Home / National News / Former Milwaukee Police Officer Charged in Fatal Shooting of Sylville Smith


(MILWAUKEE) — The former Milwaukee police officer accused of fatally shooting Sylville Smith, a man whose family said battled mental health issues, was charged Thursday with first-degree reckless homicide.

Dominique Heaggan-Brown is accused of the shooting death of Smith on Saturday, Aug. 13.

Milwaukee police tussled with protesters throughout the weekend of Smith’s death, as the Sherman Park neighborhood of Milwaukee where the shooting occurred became a flash-point for anger in the city.

Protesters set several businesses and police cars on fire, hurled bricks through police car windows, threw rocks at officers, and vandalized bus shelters and streetlights. The Wisconsin National Guard was activated in response to the unrest.

Dozens were arrested during the protests, which became known as the #MilwaukeeUprising on social media.

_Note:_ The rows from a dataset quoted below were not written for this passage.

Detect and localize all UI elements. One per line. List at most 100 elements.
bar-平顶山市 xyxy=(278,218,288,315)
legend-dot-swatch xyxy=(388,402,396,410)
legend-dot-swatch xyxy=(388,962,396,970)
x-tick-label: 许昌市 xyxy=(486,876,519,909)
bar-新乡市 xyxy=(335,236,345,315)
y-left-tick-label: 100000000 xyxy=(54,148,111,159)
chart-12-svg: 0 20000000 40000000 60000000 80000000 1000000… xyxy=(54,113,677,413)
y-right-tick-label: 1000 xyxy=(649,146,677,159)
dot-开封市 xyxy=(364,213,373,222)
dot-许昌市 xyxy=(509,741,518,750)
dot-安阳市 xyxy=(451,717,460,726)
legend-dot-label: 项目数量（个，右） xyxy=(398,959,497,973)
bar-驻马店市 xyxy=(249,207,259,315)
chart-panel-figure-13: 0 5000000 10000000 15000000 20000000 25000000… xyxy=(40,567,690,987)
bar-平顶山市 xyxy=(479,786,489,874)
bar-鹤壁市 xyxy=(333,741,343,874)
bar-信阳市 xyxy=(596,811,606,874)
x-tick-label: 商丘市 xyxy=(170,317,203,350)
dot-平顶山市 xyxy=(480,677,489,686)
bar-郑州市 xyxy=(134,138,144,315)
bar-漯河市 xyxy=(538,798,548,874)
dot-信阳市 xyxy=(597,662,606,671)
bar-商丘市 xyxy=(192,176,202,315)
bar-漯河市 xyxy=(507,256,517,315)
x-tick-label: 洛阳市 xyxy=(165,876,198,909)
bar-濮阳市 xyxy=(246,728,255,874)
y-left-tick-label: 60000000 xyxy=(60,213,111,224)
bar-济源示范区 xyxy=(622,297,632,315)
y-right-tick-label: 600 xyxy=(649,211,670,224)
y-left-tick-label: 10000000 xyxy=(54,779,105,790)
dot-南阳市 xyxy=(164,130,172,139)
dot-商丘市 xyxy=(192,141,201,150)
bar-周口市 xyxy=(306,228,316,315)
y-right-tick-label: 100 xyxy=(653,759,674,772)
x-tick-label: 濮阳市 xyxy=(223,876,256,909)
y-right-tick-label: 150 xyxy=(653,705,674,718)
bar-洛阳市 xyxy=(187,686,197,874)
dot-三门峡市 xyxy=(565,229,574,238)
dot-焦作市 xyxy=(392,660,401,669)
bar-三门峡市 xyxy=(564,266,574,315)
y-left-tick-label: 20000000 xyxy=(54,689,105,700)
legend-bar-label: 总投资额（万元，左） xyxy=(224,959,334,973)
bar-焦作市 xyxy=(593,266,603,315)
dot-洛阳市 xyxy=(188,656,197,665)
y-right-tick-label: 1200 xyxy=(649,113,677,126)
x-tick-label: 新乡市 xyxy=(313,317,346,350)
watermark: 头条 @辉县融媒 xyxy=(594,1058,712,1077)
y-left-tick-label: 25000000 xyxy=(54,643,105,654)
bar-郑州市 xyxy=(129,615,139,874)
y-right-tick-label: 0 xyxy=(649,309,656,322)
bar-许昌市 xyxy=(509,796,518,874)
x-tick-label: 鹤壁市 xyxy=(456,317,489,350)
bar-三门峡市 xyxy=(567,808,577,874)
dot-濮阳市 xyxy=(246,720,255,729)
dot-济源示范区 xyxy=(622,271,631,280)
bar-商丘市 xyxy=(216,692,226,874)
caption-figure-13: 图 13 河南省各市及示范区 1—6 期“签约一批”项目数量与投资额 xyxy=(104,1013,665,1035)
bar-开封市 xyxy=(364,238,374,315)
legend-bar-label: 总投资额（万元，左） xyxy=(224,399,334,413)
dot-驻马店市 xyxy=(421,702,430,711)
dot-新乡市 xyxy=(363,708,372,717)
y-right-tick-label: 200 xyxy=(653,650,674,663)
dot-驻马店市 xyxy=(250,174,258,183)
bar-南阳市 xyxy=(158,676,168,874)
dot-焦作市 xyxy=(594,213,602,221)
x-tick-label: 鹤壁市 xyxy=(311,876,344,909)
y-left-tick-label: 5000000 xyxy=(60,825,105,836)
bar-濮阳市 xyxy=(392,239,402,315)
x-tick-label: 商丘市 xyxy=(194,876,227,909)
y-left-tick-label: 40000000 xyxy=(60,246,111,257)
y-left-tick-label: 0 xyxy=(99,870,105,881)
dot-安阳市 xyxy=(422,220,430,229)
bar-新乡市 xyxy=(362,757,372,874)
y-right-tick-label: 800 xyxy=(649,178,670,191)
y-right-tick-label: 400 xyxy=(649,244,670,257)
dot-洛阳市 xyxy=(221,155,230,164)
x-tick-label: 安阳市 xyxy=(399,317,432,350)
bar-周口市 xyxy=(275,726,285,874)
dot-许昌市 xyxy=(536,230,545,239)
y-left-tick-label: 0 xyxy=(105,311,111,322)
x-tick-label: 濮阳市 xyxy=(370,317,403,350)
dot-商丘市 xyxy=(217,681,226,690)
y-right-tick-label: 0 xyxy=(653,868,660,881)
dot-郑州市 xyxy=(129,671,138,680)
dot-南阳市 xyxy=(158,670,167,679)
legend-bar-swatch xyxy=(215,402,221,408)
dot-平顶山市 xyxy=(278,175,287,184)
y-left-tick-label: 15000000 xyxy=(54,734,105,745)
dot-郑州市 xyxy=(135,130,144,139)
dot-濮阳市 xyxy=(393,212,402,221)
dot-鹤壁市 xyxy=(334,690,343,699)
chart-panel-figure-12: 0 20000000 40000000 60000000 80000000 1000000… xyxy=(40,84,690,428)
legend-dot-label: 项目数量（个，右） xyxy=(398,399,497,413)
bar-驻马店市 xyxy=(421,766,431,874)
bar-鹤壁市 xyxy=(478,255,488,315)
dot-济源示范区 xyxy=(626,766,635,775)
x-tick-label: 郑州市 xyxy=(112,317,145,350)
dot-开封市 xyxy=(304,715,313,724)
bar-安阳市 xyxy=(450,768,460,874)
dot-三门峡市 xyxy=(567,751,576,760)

At one point, police accused the Revolutionary Communist Party, a left wing group, of inciting the violence. Carl Dix, a media representative for the group, told ABC News at the time that they were being used as a scapegoat, and that the people of Milwaukee were “rising up” long before they arrived at the protests.

Christopher Ahmuty, the executive director of the American Civil Liberties Union of Wisconsin, told ABC News in a phone interview at the time that tensions between police and the community had a significant history behind them prior to Smith’s death.

“Milwaukee suffers from endemic tension between citizens and police that goes back at least 50 years,” he said then.

Ahmuty referred to the city’s racial dynamic as being “segregated,” a word that was frequently employed by analysts in the wake of the discord that occurred over the summer. Milwaukee is the most segregated major city between black and white residents, according to a 2015-2016 City of Milwaukee community health assessment, conducted by the city’s health department based on U.S. Census data.

The death of Smith occurred in the wake of the July deaths of Alton Sterling of Baton Rouge, Louisiana, and Philando Castile, of Falcon Heights, Minnesota — two high-profile police shootings that rocked the country, and heightened an atmosphere of tension between police and the black community throughout the country.

In September, the shooting deaths of Terence Crutcher of Tulsa, Oklahoma, and Keith Lamont Scott, of Charlotte, North Carolina, followed Smith’s death, and helped to make the issues of race and “law and order” central in the 2016 presidential election.